# making dish soap?



## pafish6 (Sep 18, 2009)

curious, can one make liquid dish soap? not dishwasher soap.


----------



## MullersLaneFarm (Jul 23, 2004)

Sure, but it won't be the same as the detergent you are used to


----------



## Madfarmer (Mar 22, 2008)

Liquid soaps use different lye--Potassium Hydroxide rather than Sodium Hydroxide. I think there's a recipe at dairygoatinfo.com

Madfarmer


----------



## Vintageliving (Oct 11, 2009)

I make liquid soap using bar soap. I melt the bar soap in a mixture of water and pectin. I got the recipe from the soapmakingforum.

Weights for recipe:
5 ozs. of bar soap
1/2 tsp. pectin (I use the Sure Jell Premium.)
30 ozs. distilled water.

Put soap pieces, pectin and water in enamel or stainless steel pan. Heat on low-medium heat. Stir very gently with wooden spoon (you don't want foam or bubbles). It'll thicken at different speeds, depending on what your bar soap is made from. I like low heat and slower thickening time.

I've added glycerin and jojoba oil to mine to make shampoo.
For dishwashing liquid, I added a few drops of tea tree oil.

The dishwashing soap I made this morning thickened in three hours. I poured it into a sterilized peanut butter jar. Put in the tea tree oil, stirred, and am letting it cool.

I dilute it for use.

It's an easy recipe.


----------



## pafish6 (Sep 18, 2009)

the bar soap, do you mean like Ivory (bath soap) or would Felz Naptha be ok? where do you get tea tree oil? is it for degreasing? I can't wait to try this!


----------



## Up North (Nov 29, 2005)

I've been wanting to make some liquid dish soap with orange EO in it. This may sound goofy but I ran out of commercial liquid dish soap 2 weeks ago and I have just been using bar soap to wash up the dishes. Now mind you, I have a dishwasher for most of the dishes but I always like to do the pots and pans by hand. I have a scrubby sponge that I use. I just rub the bar of soap on it and wash. I haven't noticed it any harder to get my dishes clean or any harder to cut grease.


----------



## NostalgicGranny (Aug 22, 2007)

pafish6 said:


> the bar soap, do you mean like Ivory (bath soap) or would Felz Naptha be ok? where do you get tea tree oil? is it for degreasing? I can't wait to try this!
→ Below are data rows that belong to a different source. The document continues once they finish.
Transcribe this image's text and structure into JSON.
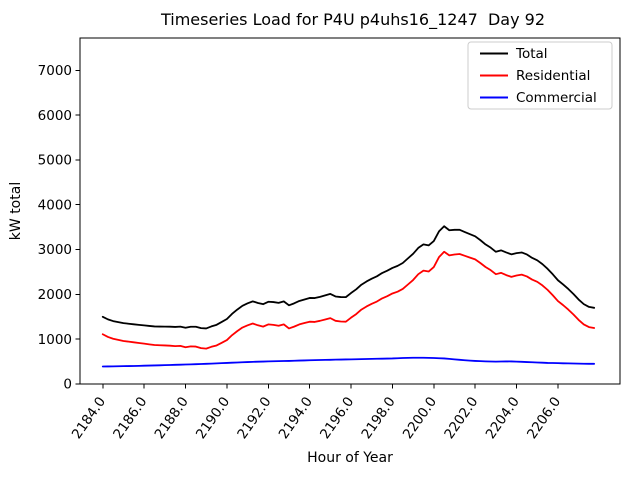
{
  "chart_data": {
    "type": "line",
    "title": "Timeseries Load for P4U p4uhs16_1247  Day 92",
    "xlabel": "Hour of Year",
    "ylabel": "kW total",
    "xlim": [
      2182.9,
      2209.0
    ],
    "ylim": [
      0,
      7720
    ],
    "grid": false,
    "legend_position": "upper right",
    "x_ticks": [
      2184,
      2186,
      2188,
      2190,
      2192,
      2194,
      2196,
      2198,
      2200,
      2202,
      2204,
      2206
    ],
    "x_tick_labels": [
      "2184.0",
      "2186.0",
      "2188.0",
      "2190.0",
      "2192.0",
      "2194.0",
      "2196.0",
      "2198.0",
      "2200.0",
      "2202.0",
      "2204.0",
      "2206.0"
    ],
    "x_tick_rotation_deg": -55,
    "y_ticks": [
      0,
      1000,
      2000,
      3000,
      4000,
      5000,
      6000,
      7000
    ],
    "y_tick_labels": [
      "0",
      "1000",
      "2000",
      "3000",
      "4000",
      "5000",
      "6000",
      "7000"
    ],
    "x_start": 2184.0,
    "x_step": 0.25,
    "x_end": 2207.75,
    "series": [
      {
        "name": "Total",
        "color": "#000000",
        "values": [
          1500,
          1442,
          1404,
          1381,
          1358,
          1345,
          1332,
          1319,
          1308,
          1296,
          1284,
          1282,
          1281,
          1279,
          1273,
          1281,
          1255,
          1278,
          1277,
          1246,
          1240,
          1285,
          1320,
          1385,
          1450,
          1565,
          1660,
          1745,
          1800,
          1844,
          1808,
          1781,
          1835,
          1828,
          1810,
          1843,
          1755,
          1799,
          1853,
          1886,
          1920,
          1918,
          1945,
          1978,
          2010,
          1953,
          1940,
          1938,
          2030,
          2113,
          2215,
          2288,
          2350,
          2403,
          2475,
          2528,
          2590,
          2635,
          2700,
          2803,
          2905,
          3036,
          3115,
          3093,
          3190,
          3405,
          3520,
          3430,
          3440,
          3440,
          3390,
          3342,
          3295,
          3210,
          3115,
          3042,
          2950,
          2982,
          2935,
          2893,
          2920,
          2935,
          2890,
          2815,
          2760,
          2675,
          2570,
          2448,
          2315,
          2222,
          2120,
          2008,
          1885,
          1782,
          1720,
          1700
        ]
      },
      {
        "name": "Residential",
        "color": "#ff0000",
        "values": [
          1110,
          1050,
          1010,
          985,
          960,
          945,
          930,
          915,
          900,
          885,
          870,
          865,
          860,
          855,
          845,
          850,
          820,
          840,
          835,
          800,
          790,
          830,
          860,
          920,
          980,
          1090,
          1180,
          1260,
          1310,
          1350,
          1310,
          1280,
          1330,
          1320,
          1300,
          1330,
          1240,
          1280,
          1330,
          1360,
          1390,
          1385,
          1410,
          1440,
          1470,
          1410,
          1395,
          1390,
          1480,
          1560,
          1660,
          1730,
          1790,
          1840,
          1910,
          1960,
          2020,
          2060,
          2120,
          2220,
          2320,
          2450,
          2530,
          2510,
          2610,
          2830,
          2950,
          2870,
          2890,
          2900,
          2860,
          2820,
          2780,
          2700,
          2610,
          2540,
          2450,
          2480,
          2430,
          2390,
          2420,
          2440,
          2400,
          2330,
          2280,
          2200,
          2100,
          1980,
          1850,
          1760,
          1660,
          1550,
          1430,
          1330,
          1270,
          1250
        ]
      },
      {
        "name": "Commercial",
        "color": "#0000ff",
        "values": [
          390,
          392,
          394,
          396,
          398,
          400,
          402,
          404,
          408,
          411,
          414,
          417,
          421,
          424,
          428,
          431,
          435,
          438,
          442,
          446,
          450,
          455,
          460,
          465,
          470,
          475,
          480,
          485,
          490,
          494,
          498,
          501,
          505,
          508,
          510,
          513,
          515,
          519,
          523,
          526,
          530,
          533,
          535,
          538,
          540,
          543,
          545,
          548,
          550,
          553,
          555,
          558,
          560,
          563,
          565,
          568,
          570,
          575,
          580,
          583,
          585,
          586,
          585,
          583,
          580,
          575,
          570,
          560,
          550,
          540,
          530,
          522,
          515,
          510,
          505,
          502,
          500,
          502,
          505,
          503,
          500,
          495,
          490,
          485,
          480,
          475,
          470,
          468,
          465,
          462,
          460,
          458,
          455,
          452,
          450,
          450
        ]
      }
    ]
  }
}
Wally World has it in the vitamin section.


----------



## Vintageliving (Oct 11, 2009)

pafish6 said:


> the bar soap, do you mean like Ivory (bath soap) or would Felz Naptha be ok? where do you get tea tree oil? is it for degreasing? I can't wait to try this!


I apologize for being so slow in answering.

The bar soap is one I made. No superfatting. I usually use lard as it costs less than other fats/oils. One could use shortening or coconut oil.

The tea tree oil is from a health food store. Sometimes I use it in the soap, sometimes I don't.


----------